+ Start a Discussion

general standard/best practice for Lead de-duplication

I'm sure companies value different fields of data differently but I'm just trying to get a feel for typical de-duplication methods. Do most people rely on email and name or company to determine duplicates? If a duplicate lead is found what is your general course of action? Do you look to merge fields or maybe just discard one of the leads? Do you also check for existing contact duplicates? Maybe we compare different lead sources and if they are different then combine the data since different sources for us mean different kinds information came with the lead. I'm just looking for some general examples so any input would be great.




A lot depends upon what your needs are, what your data inflows look like, the population from which they are drawn, and the size of the data.

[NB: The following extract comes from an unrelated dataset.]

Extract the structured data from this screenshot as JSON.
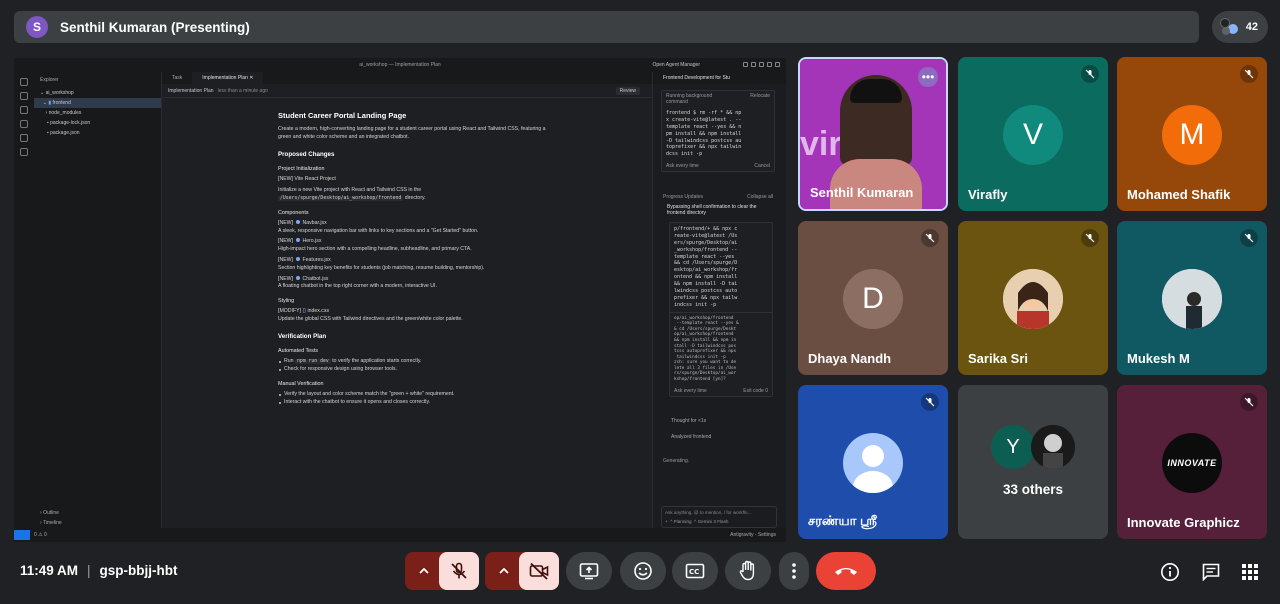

Matching on emails is simple, but more sophisticated dupe checking tries to deal with such things as:


1. Maggie = Margaret


These might be addressed by using a custom table of equivalent names. But do you have such a table that applies to the populations that your leads/contacts are drawn from?




2. 123 Primrose Lane = 123 Primrose Ln


These can be addressed by normalizing the address according to post office standards. The U.S. post office provides web services that do this, and may also publish algorithms.



So, deduping often involves a in which you normalize elements (map "Liz" to "Elizabeth", "Lane" to "Ln", remove punctuation from telephone numbers, etc.


And then a step in which you compare fragments. For instance, if you have matching zip code, first name, and leading digits of address first line, that's probably a good match.



Thanks for the information.